On Friday (June 26), Stonewall Day celebrated the 51st anniversary of the Stonewall riots – digitally, of course, given that the coronavirus pandemic is preventing the usual flood of Pride marches and celebrations this Pride Month.
While Pride celebrations are usually joyous affairs, this livestream took on a positive but serious tone given the fact that America is grappling not only with a pandemic but a reckoning over police brutality that inordinately affects Black citizens. To that end, everyone from Demi Lovato to Katy Perry spoke not only in support of LGBTQ rights, but for the need for true equality in the United States.
Pride Live’s Stonewall Day is raising funds for LGBTQ organizations impacted by COVID-19 that serve trans and LGBTQ people of color including Trans LifeLine, Brave Space Alliance, TransLatin@ Coalition and The Ally Coalition. Text REBEL to 243725 or visit http://give.onecause.com/rebel to donate.
Here are nine standout moments.
Former vice president and 2020 presidential candidate Joe Biden appeared early in the broadcast to support the community. Pointing out that “Pride is particularly poignant this year,” Biden saluted “the lives of trans individuals, especially Black trans women” who “helped bring life to the movement,” calling them “courageous individuals.”
“It is our job for our generation to continue the fight and get lasting equality for the movement,” said Hayley Kiyoko before launching into a gentle, irresistible cover of the Killers’ “Mr. Brightside.” After that, Kiyoko treated fans to her breakout “Girls Like Girls,” bopping around in her home, proving you don’t need an audience to get down.
President Obama, whose administration saw the end of Don’t Ask Don’t Tell and the establishment of marriage equality, appeared during the livestream, calling Stonewall “one of America’s defining victories for civil rights” and saluted the continuing fight for the movement: “Just this month, the Supreme Court ruled that employers can no longer discriminate against LGBTQ employees.”
“Usually on Pride, I’m thinking, ‘what banger can I listen to that will fill my heart with joy?'” said Katy Perry during her appearance, which found a rainbow light shining on her face. This year, however, Perry said she’s focused this year on using her “privilege and platform” to uplift the LGBTQ community and speak out against police brutality. “As I get ready to bring a new life into the world, the wish I have for my child is that she’ll be happy, and healthy and safe. It’s the same wish every mother has for their kid. It’s the wish that Trayvon (Martin)’s mom had, and Breonna (Taylor)’s and George (Floyd)’s and Tony (McDade)’s and the list is too damn long.”
“As a member of the queer community, I feel so much pride joining Stonewall Day,” Demi Lovato said during her appearance. The pop star called for “the equal rights of Black Americans” and pointed out “the last few months have left our [LGBTQ] community in need of life saving services,” urging people to support those in need during the benefit livestream.

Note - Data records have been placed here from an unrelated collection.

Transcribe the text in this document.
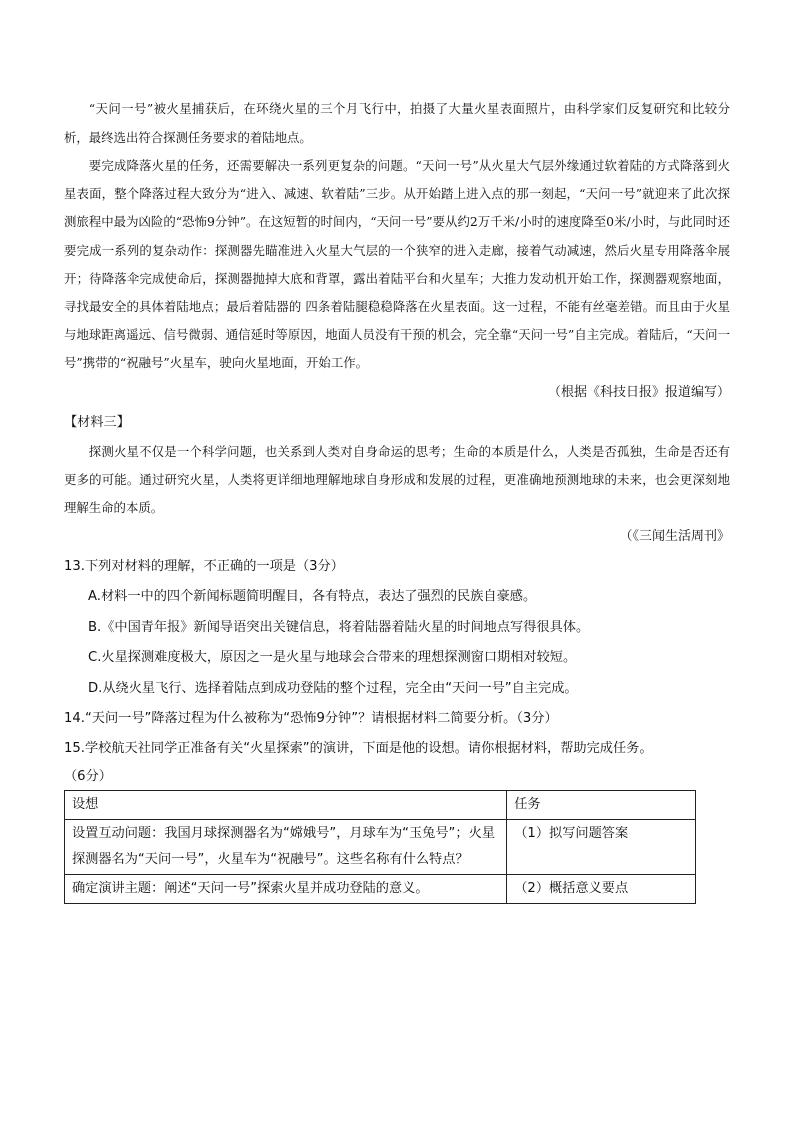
“天问一号”被火星捕获后，在环绕火星的三个月飞行中，拍摄了大量火星表面照片，由科学家们反复研究和比较分析，最终选出符合探测任务要求的着陆地点。

要完成降落火星的任务，还需要解决一系列更复杂的问题。“天问一号”从火星大气层外缘通过软着陆的方式降落到火星表面，整个降落过程大致分为“进入、减速、软着陆”三步。从开始踏上进入点的那一刻起，“天问一号”就迎来了此次探测旅程中最为凶险的“恐怖9分钟”。在这短暂的时间内，“天问一号”要从约2万千米/小时的速度降至0米/小时，与此同时还要完成一系列的复杂动作：探测器先瞄准进入火星大气层的一个狭窄的进入走廊，接着气动减速，然后火星专用降落伞展开；待降落伞完成使命后，探测器抛掉大底和背罩，露出着陆平台和火星车；大推力发动机开始工作，探测器观察地面，寻找最安全的具体着陆地点；最后着陆器的 四条着陆腿稳稳降落在火星表面。这一过程，不能有丝毫差错。而且由于火星与地球距离遥远、信号微弱、通信延时等原因，地面人员没有干预的机会，完全靠“天问一号”自主完成。着陆后，“天问一号”携带的“祝融号”火星车，驶向火星地面，开始工作。

（根据《科技日报》报道编写）

【材料三】

探测火星不仅是一个科学问题，也关系到人类对自身命运的思考；生命的本质是什么，人类是否孤独，生命是否还有更多的可能。通过研究火星，人类将更详细地理解地球自身形成和发展的过程，更准确地预测地球的未来，也会更深刻地理解生命的本质。

（《三闻生活周刊》

13.下列对材料的理解，不正确的一项是（3分）

A.材料一中的四个新闻标题简明醒目，各有特点，表达了强烈的民族自豪感。

B.《中国青年报》新闻导语突出关键信息，将着陆器着陆火星的时间地点写得很具体。

C.火星探测难度极大，原因之一是火星与地球会合带来的理想探测窗口期相对较短。

D.从绕火星飞行、选择着陆点到成功登陆的整个过程，完全由“天问一号”自主完成。

14.“天问一号”降落过程为什么被称为“恐怖9分钟”？请根据材料二简要分析。（3分）

15.学校航天社同学正准备有关“火星探索”的演讲，下面是他的设想。请你根据材料，帮助完成任务。

（6分）

设想	任务
设置互动问题：我国月球探测器名为“嫦娥号”，月球车为“玉兔号”；火星探测器名为“天问一号”，火星车为“祝融号”。这些名称有什么特点？	（1）拟写问题答案
确定演讲主题：阐述“天问一号”探索火星并成功登陆的意义。	（2）概括意义要点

Taylor Swift, who popped up at Stonewall Inn on the 50th anniversary last year to sing “Shake It Off” next to pal Jesse Tyler Ferguson, called out the U.S. census for trans/nonbinary erasure: “I got my census the other day and there were two choices: male and female. And that erasure was so upsetting to me.” Swift said the absence of census options for trans and nonbinary citizens is “a really brutal way of dismissing them.”
While there have been a number of tone-deaf covers of John Lennon’s “Imagine” over the years, Cynthia Erivo brought a powerful resilience to her version of it during the broadcast.
“I really do believe that you are the future,” Kesha said prior to a heartfelt performance of her affecting, inspiring “Rainbow.” “You inspire me with your energy, your heart, your voices and the way you take action.”
Shea Diamond brought her “I Am America” music video – featuring everyone from Shangela to Bob the Drag Queen to Justin Tranter – to the livestream, reminding viewers that the country is at its best when it celebrates diversity instead of fearing it.